91Ó°ÊÓ

Relative velocity is the speed of one object as observed from another object. In this exercise, we need to understand how fast Speedy Sue is approaching the van ahead of her. To find this, you subtract the velocity of the van from Sue's velocity.

Since Sue is traveling at \(30.0\, \mathrm{m/s}\) and the van at \(5.0\, \mathrm{m/s}\), the relative velocity is \(v_r = 30.0\, \mathrm{m/s} - 5.0\, \mathrm{m/s} = 25.0\, \mathrm{m/s}\).

This relative velocity is crucial because it tells us how quickly the gap between Sue and the van is closing. Understanding relative velocity helps in analyzing potential scenarios such as overtaking or, in this case, potential collisions.

Relative acceleration is how one object's acceleration compares to another's. It extends from relative velocity but considers changes in speed over time. Sue is decelerating because she is braking on a wet road, with an acceleration of \(-2.00\, \mathrm{m/s^2}\). Since the van maintains a constant speed, its acceleration is \(0\, \mathrm{m/s^2}\).

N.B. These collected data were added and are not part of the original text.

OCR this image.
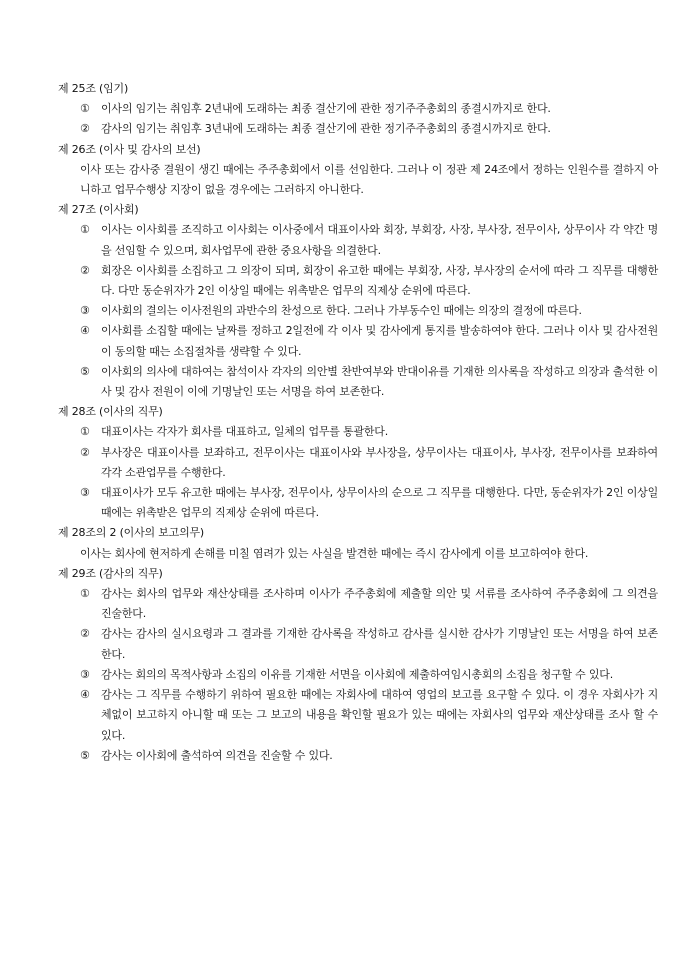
제 25조 (임기)
①	이사의 임기는 취임후 2년내에 도래하는 최종 결산기에 관한 정기주주총회의 종결시까지로 한다.
②	감사의 임기는 취임후 3년내에 도래하는 최종 결산기에 관한 정기주주총회의 종결시까지로 한다.
제 26조 (이사 및 감사의 보선)
이사 또는 감사중 결원이 생긴 때에는 주주총회에서 이를 선임한다. 그러나 이 정관 제 24조에서 정하는 인원수를 결하지 아니하고 업무수행상 지장이 없을 경우에는 그러하지 아니한다.
제 27조 (이사회)
①	이사는 이사회를 조직하고 이사회는 이사중에서 대표이사와 회장, 부회장, 사장, 부사장, 전무이사, 상무이사 각 약간 명을 선임할 수 있으며, 회사업무에 관한 중요사항을 의결한다.
②	회장은 이사회를 소집하고 그 의장이 되며, 회장이 유고한 때에는 부회장, 사장, 부사장의 순서에 따라 그 직무를 대행한다. 다만 동순위자가 2인 이상일 때에는 위촉받은 업무의 직제상 순위에 따른다.
③	이사회의 결의는 이사전원의 과반수의 찬성으로 한다. 그러나 가부동수인 때에는 의장의 결정에 따른다.
④	이사회를 소집할 때에는 날짜를 정하고 2일전에 각 이사 및 감사에게 통지를 발송하여야 한다. 그러나 이사 및 감사전원이 동의할 때는 소집절차를 생략할 수 있다.
⑤	이사회의 의사에 대하여는 참석이사 각자의 의안별 찬반여부와 반대이유를 기재한 의사록을 작성하고 의장과 출석한 이사 및 감사 전원이 이에 기명날인 또는 서명을 하여 보존한다.
제 28조 (이사의 직무)
①	대표이사는 각자가 회사를 대표하고, 일체의 업무를 통괄한다.
②	부사장은 대표이사를 보좌하고, 전무이사는 대표이사와 부사장을, 상무이사는 대표이사, 부사장, 전무이사를 보좌하여 각각 소관업무를 수행한다.
③	대표이사가 모두 유고한 때에는 부사장, 전무이사, 상무이사의 순으로 그 직무를 대행한다. 다만, 동순위자가 2인 이상일 때에는 위촉받은 업무의 직제상 순위에 따른다.
제 28조의 2 (이사의 보고의무)
이사는 회사에 현저하게 손해를 미칠 염려가 있는 사실을 발견한 때에는 즉시 감사에게 이를 보고하여야 한다.
제 29조 (감사의 직무)
①	감사는 회사의 업무와 재산상태를 조사하며 이사가 주주총회에 제출할 의안 및 서류를 조사하여 주주총회에 그 의견을 진술한다.
②	감사는 감사의 실시요령과 그 결과를 기재한 감사록을 작성하고 감사를 실시한 감사가 기명날인 또는 서명을 하여 보존한다.
③	감사는 회의의 목적사항과 소집의 이유를 기재한 서면을 이사회에 제출하여임시총회의 소집을 청구할 수 있다.
④	감사는 그 직무를 수행하기 위하여 필요한 때에는 자회사에 대하여 영업의 보고를 요구할 수 있다. 이 경우 자회사가 지체없이 보고하지 아니할 때 또는 그 보고의 내용을 확인할 필요가 있는 때에는 자회사의 업무와 재산상태를 조사 할 수 있다.
⑤	감사는 이사회에 출석하여 의견을 진술할 수 있다.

If we subtract the van's acceleration from Sue's, the relative acceleration \(a_r\) is \(-2.00 \mathrm{m/s^2} - 0\, \mathrm{m/s^2} = -2.00\, \mathrm{m/s^2}\).

Knowing relative acceleration is important when predicting motion changes. It tells us how quickly the difference in their velocities is shrinking. In this scenario, it shows how Sue is slowing down in relation to the stationary speed of the van.

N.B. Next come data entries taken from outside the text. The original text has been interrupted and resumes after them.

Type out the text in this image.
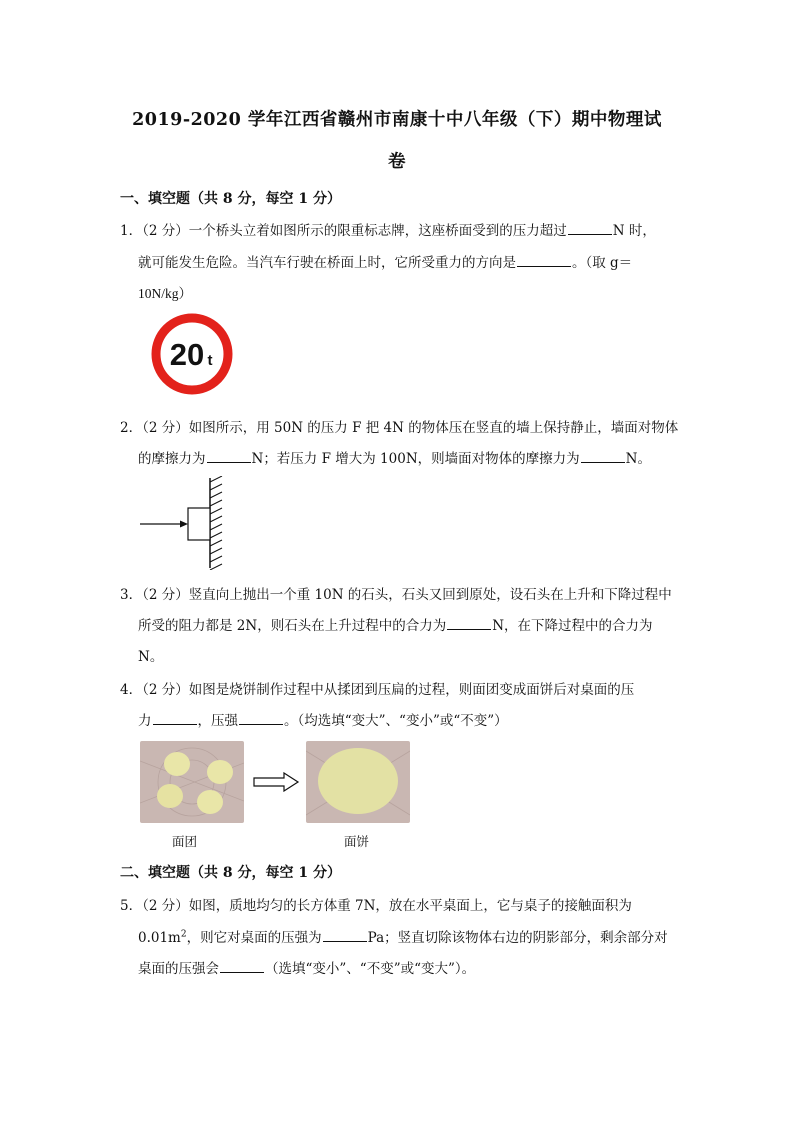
2019-2020 学年江西省赣州市南康十中八年级（下）期中物理试
卷
一、填空题（共 8 分，每空 1 分）
1．（2 分）一个桥头立着如图所示的限重标志牌，这座桥面受到的压力超过	N 时，
就可能发生危险。当汽车行驶在桥面上时，它所受重力的方向是	。（取 g＝
10N/kg）
20 t
2．（2 分）如图所示，用 50N 的压力 F 把 4N 的物体压在竖直的墙上保持静止，墙面对物体
的摩擦力为	N；若压力 F 增大为 100N，则墙面对物体的摩擦力为	N。
3．（2 分）竖直向上抛出一个重 10N 的石头，石头又回到原处，设石头在上升和下降过程中
所受的阻力都是 2N，则石头在上升过程中的合力为	N，在下降过程中的合力为
N。
4．（2 分）如图是烧饼制作过程中从揉团到压扁的过程，则面团变成面饼后对桌面的压
力	，压强	。（均选填“变大”、“变小”或“不变”）
面团	面饼
二、填空题（共 8 分，每空 1 分）
5．（2 分）如图，质地均匀的长方体重 7N，放在水平桌面上，它与桌子的接触面积为
$0.01m^2$，则它对桌面的压强为	Pa；竖直切除该物体右边的阴影部分，剩余部分对
桌面的压强会	（选填“变小”、“不变”或“变大”）。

To determine if a collision will happen, we need to first calculate how quickly Sue's relative speed allows her to cover the distance to the van. Given the initial gap of \(155\, \mathrm{m}\) between them and Sue's relative velocity of \(25.0\, \mathrm{m/s}\), the time to close this gap is \(t = \frac{155\, \mathrm{m}}{25.0\, \mathrm{m/s}} = 6.2\, \mathrm{s}\).

Next, we find out how long it takes for Sue to come to a complete stop using the formula \(t_{stop} = \frac{v_r}{-a_r}\). By calculation, \(t_{stop} = \frac{25.0\, \mathrm{m/s}}{2.00\, \mathrm{m/s^2}} = 12.5\, \mathrm{s}\). Since she can't stop in less time than it takes to reach the van (\(6.2\, \mathrm{s} < 12.5\, \mathrm{s}\)), a collision is inevitable. Knowing how to detect this gives us foresight into avoiding potential accidents.

Calculating the exact point of collision is the last step. We have determined the time it takes for Sue to catch up with the van (\(6.2\, \mathrm{s}\)). To find the collision point, we use the equation for distance covered under acceleration:

• \(d = v_{r}t + \frac{1}{2}a_{r}t^{2}\)

Substituting the values, we get:

\(d = 25.0\, \mathrm{m/s} \times 6.2\, \mathrm{s} + \frac{1}{2}\times (-2.00\, \mathrm{m/s^2})\times (6.2\, \mathrm{s})^{2} = 108\, \mathrm{m}\)

The collision happens \(108\, \mathrm{m}\) into the tunnel, \(6.2\, \mathrm{s}\) after Sue starts to brake.

This meticulous distance calculation is essential for understanding precisely where and when two objects will meet on a given trajectory.